15. Wenn ja, gibt es dazu einen Erlass?

16. Wann wurde er erlassen und was ist sein genauer Inhalt?

17. Gibt es eine festgelegte Vorgangsweise, welche Schritte im Vollzug zu setzen sind, wenn einzelne Inhaftierte dschihadistisch motivierte Agitations- und Anwerbeversuche im Strafvollzug vornehmen?

18. Wenn ja, gibt es dazu einen Erlass?

19. Wann wurde er erlassen und was ist sein genauer Inhalt?

20. Gibt es im Strafvollzug ein Angebot zur Deradikalisierung von dschihadistisch-motivierten Inhaftierten?

21. Wenn ja, welchen genauen Inhalt hat dieses Deradikalisierungsprojekt?

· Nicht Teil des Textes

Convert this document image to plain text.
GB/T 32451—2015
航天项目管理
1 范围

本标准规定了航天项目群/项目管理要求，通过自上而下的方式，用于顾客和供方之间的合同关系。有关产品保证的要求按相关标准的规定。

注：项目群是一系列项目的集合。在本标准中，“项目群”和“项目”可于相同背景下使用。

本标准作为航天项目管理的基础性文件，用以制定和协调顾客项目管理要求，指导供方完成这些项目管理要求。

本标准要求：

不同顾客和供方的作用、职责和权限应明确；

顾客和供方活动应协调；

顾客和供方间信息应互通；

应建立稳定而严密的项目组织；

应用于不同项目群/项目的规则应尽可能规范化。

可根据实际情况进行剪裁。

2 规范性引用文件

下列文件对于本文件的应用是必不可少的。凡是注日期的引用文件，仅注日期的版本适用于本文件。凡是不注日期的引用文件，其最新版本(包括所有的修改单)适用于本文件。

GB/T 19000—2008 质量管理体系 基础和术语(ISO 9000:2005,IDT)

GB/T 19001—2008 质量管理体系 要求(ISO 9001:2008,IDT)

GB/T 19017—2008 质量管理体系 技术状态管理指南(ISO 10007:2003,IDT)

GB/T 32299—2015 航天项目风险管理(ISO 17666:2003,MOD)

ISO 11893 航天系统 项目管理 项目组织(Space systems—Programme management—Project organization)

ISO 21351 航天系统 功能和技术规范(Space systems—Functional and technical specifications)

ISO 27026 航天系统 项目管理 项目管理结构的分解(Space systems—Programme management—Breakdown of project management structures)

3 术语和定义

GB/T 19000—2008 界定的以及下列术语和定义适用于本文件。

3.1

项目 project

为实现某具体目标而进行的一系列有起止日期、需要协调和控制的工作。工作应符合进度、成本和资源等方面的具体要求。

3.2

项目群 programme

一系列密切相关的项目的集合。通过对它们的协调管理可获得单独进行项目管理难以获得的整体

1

22. Wer hat es ausgearbeitet?

23. Wer soll der Träger dieses Projekts sein?

24. Welche fachlichen Professionen sind in die Deradikalisierungsarbeit eingebunden?

25. Laut Medienberichten sollen Imame in die Deradikalisierungarbeit eingebunden werden. Handelt es sich dabei um die islamische Gefängnisseelsorge oder eigens dafür ausgesuchte Imame?

26. Wenn GefängnisseelsorgerInnen, was bedeutet das für die Verschwiegenheit der Seelsorge?

27. Für den Fall, dass diese gilt, wie kann dann eine Einschätzung getroffen werden, ob die Deradikalisierungsarbeit bei einzelnen Inhaftierten greift?

28. Wer überprüft, ob die Gefängnisseelsorger oder andere Imame tatsächlich fachlich für die Deradikalisierungsarbeit geeignet sind?

29. Welche genauen islamischen Trägerorganisationen sollen diese Imame für die Deradikalisierungsarbeit zur Verfügung stellen?

30. Werden im Rahmen der Deradikalisierungsarbeit auch Familienangehörige einbezogen, um so möglicher weise leichteren Zugang zum Betroffenen zu bekommen?

31. Soll es im Rahmen des Strafvollzugs Präventionsarbeit für nicht-dschihadistisch motivierte Inhaftierte geben, die aber möglicherweise zur potentiellen Zielgruppe für Anwerbeversuche gehören?

32. Wenn ja, wer soll diese Präventionsarbeit durchführen?

33. Gibt es Überlegungen, wie Kontakte von Inhaftierten zum deutschsprachigen   islamistischen Gefangenunterstützungsverein Ansarul-Aseer unterbunden werden können?

34. Gibt es dazu einen Erlass?

35. Wenn ja, wann wurde er erlassen und was ist sein genauer Inhalt?